Back to the Bundu: A Story Map

Back to the Bundu: A Story MapOutdoor/adventure/travel writing doesn’t pay the bills. Hardly. At least not for me.

My “real” job is that of GIS, Science, and Geodesign Evangelist at Esri.  As the title implies, one of my broad areas of responsibility is getting the word out about the value of geographic information system (GIS) technology.  And the recent advent of Story Maps has made this a lot easier.

Allen Carroll left National Geographic and joined Esri two or three years ago and immediately embarked on a mission to make it easier to tell stories with maps.  The result: Story Maps.

What are Story Maps?  “Story Maps combine intelligent Web maps with Web applications and templates that incorporate text, multimedia, and interactive functions.
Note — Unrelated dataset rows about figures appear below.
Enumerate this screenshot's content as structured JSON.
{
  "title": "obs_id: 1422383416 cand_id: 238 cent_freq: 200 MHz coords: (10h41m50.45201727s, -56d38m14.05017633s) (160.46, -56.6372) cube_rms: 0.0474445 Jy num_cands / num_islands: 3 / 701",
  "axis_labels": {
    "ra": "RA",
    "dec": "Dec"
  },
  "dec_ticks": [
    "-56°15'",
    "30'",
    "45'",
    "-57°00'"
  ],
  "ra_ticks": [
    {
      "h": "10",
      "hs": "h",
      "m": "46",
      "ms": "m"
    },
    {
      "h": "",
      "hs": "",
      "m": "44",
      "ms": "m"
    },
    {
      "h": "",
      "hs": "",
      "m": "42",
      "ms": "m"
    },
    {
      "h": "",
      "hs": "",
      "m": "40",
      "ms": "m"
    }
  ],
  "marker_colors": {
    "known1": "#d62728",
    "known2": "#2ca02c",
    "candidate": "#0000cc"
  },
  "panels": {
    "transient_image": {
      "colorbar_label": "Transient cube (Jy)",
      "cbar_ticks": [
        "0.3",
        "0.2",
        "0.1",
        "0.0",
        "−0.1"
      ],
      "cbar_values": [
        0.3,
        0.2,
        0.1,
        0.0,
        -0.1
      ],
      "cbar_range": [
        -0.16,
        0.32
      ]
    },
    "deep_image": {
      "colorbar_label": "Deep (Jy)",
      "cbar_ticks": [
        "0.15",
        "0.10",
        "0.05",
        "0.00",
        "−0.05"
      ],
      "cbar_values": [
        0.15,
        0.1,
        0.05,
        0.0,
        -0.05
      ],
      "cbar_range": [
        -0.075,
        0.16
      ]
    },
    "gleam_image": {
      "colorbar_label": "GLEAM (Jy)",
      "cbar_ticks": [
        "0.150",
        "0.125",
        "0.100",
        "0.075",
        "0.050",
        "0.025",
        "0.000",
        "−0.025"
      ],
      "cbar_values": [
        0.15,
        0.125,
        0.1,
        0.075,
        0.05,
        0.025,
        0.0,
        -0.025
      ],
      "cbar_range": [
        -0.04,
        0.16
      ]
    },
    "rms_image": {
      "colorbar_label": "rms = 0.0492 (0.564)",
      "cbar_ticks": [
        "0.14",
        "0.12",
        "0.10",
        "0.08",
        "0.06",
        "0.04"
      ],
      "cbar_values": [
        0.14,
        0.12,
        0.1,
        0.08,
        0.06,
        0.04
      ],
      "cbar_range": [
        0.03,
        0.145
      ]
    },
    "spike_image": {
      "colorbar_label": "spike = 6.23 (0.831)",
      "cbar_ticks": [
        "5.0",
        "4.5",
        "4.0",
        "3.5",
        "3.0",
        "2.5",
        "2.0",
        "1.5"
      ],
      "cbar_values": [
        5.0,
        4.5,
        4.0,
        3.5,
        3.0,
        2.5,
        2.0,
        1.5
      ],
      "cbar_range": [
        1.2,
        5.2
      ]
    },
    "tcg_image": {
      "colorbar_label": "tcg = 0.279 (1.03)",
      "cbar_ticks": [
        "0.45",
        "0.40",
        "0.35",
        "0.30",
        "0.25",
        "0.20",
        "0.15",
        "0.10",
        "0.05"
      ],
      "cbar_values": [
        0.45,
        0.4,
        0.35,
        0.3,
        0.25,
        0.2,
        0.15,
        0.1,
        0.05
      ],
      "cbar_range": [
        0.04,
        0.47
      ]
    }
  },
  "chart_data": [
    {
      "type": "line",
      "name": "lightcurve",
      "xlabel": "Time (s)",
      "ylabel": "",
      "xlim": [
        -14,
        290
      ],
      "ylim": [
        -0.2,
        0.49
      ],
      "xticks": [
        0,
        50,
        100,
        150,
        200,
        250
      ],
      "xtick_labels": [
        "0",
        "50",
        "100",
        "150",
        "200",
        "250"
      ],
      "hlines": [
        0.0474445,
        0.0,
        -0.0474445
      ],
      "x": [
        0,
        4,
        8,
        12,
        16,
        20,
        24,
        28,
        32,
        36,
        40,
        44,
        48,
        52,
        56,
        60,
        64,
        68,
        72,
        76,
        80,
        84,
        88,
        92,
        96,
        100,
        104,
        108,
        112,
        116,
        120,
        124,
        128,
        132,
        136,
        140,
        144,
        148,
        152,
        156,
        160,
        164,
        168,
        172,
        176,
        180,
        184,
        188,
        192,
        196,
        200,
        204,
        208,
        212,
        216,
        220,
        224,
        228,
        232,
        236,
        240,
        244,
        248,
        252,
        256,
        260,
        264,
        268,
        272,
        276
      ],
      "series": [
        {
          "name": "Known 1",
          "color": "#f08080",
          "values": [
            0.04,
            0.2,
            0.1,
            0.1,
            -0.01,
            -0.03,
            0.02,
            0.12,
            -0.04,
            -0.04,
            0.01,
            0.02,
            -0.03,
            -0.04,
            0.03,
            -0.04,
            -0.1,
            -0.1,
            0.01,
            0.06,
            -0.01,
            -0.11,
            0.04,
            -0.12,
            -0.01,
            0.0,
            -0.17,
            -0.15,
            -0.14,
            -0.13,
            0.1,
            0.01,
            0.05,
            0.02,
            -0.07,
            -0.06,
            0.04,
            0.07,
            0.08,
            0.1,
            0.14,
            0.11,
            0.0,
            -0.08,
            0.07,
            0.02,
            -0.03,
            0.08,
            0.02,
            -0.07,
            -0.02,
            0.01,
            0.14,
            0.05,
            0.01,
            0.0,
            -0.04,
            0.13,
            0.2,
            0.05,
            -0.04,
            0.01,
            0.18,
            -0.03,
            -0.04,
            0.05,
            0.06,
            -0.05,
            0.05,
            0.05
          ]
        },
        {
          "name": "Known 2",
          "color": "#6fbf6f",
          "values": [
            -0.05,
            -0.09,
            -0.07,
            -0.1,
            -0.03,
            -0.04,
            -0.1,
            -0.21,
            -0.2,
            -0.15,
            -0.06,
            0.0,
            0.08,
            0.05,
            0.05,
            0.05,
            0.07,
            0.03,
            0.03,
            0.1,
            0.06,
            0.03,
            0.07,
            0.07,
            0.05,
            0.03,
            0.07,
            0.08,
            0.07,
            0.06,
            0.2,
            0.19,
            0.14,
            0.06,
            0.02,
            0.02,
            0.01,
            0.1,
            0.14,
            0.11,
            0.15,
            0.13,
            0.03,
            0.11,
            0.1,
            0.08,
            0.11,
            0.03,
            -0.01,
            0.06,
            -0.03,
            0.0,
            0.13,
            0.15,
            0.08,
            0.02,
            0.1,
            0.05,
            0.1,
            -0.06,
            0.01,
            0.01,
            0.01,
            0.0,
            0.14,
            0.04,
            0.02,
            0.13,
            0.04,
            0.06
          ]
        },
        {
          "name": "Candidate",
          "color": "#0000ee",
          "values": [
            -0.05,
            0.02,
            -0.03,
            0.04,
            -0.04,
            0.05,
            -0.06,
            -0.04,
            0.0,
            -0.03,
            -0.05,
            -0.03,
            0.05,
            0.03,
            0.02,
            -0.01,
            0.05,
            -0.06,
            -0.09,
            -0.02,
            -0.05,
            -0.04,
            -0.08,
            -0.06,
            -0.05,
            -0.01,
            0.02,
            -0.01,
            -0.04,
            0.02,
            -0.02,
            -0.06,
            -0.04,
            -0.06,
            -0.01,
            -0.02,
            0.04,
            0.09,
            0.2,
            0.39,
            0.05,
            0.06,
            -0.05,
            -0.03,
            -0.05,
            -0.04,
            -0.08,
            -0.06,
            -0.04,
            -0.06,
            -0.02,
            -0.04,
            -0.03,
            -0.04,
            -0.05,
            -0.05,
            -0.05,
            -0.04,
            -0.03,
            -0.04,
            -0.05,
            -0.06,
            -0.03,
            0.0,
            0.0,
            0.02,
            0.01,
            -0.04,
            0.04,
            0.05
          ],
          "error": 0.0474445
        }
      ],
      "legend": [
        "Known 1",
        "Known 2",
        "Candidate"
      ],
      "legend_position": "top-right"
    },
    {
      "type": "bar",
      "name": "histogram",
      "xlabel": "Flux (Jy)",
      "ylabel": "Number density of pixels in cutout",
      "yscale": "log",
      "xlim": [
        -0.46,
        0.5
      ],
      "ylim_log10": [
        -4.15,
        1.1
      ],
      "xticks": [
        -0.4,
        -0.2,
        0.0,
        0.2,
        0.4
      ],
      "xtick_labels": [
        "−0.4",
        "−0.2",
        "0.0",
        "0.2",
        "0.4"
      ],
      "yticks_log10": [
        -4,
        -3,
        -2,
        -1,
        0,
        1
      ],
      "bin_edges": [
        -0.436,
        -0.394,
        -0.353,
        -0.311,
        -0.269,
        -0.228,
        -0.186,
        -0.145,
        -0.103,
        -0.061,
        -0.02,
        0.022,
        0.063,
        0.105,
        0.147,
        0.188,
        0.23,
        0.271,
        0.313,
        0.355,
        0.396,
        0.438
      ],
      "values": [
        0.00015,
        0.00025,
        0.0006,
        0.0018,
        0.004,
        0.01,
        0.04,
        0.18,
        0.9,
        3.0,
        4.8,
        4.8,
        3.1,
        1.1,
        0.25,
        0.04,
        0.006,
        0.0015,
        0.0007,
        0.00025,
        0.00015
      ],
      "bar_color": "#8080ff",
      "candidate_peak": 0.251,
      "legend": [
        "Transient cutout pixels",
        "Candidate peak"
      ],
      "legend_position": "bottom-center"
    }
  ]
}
Story Maps inform, educate, entertain, and inspire people about a wide variety of topics.”  You can see some great examples here.

Lately I’ve been spending a lot of time trying to think of new applications for Story Maps, and it’s very easy to see to overlap between my work in technology and my passion for the outdoors.  I have a number of ideas in mind, which I will prototype and share on this blog over the coming months.

The first example I shared was Flatwater Kayaking Story Map, which showcased of 60+ paddle-powered adventures across California, Nevada, and Wyoming.

Now I’m sharing another Story Map: Back to the Bundu, illustrating the book I wrote about my time in Botswana’s Tuli Wilderness earlier this year.  Enjoy!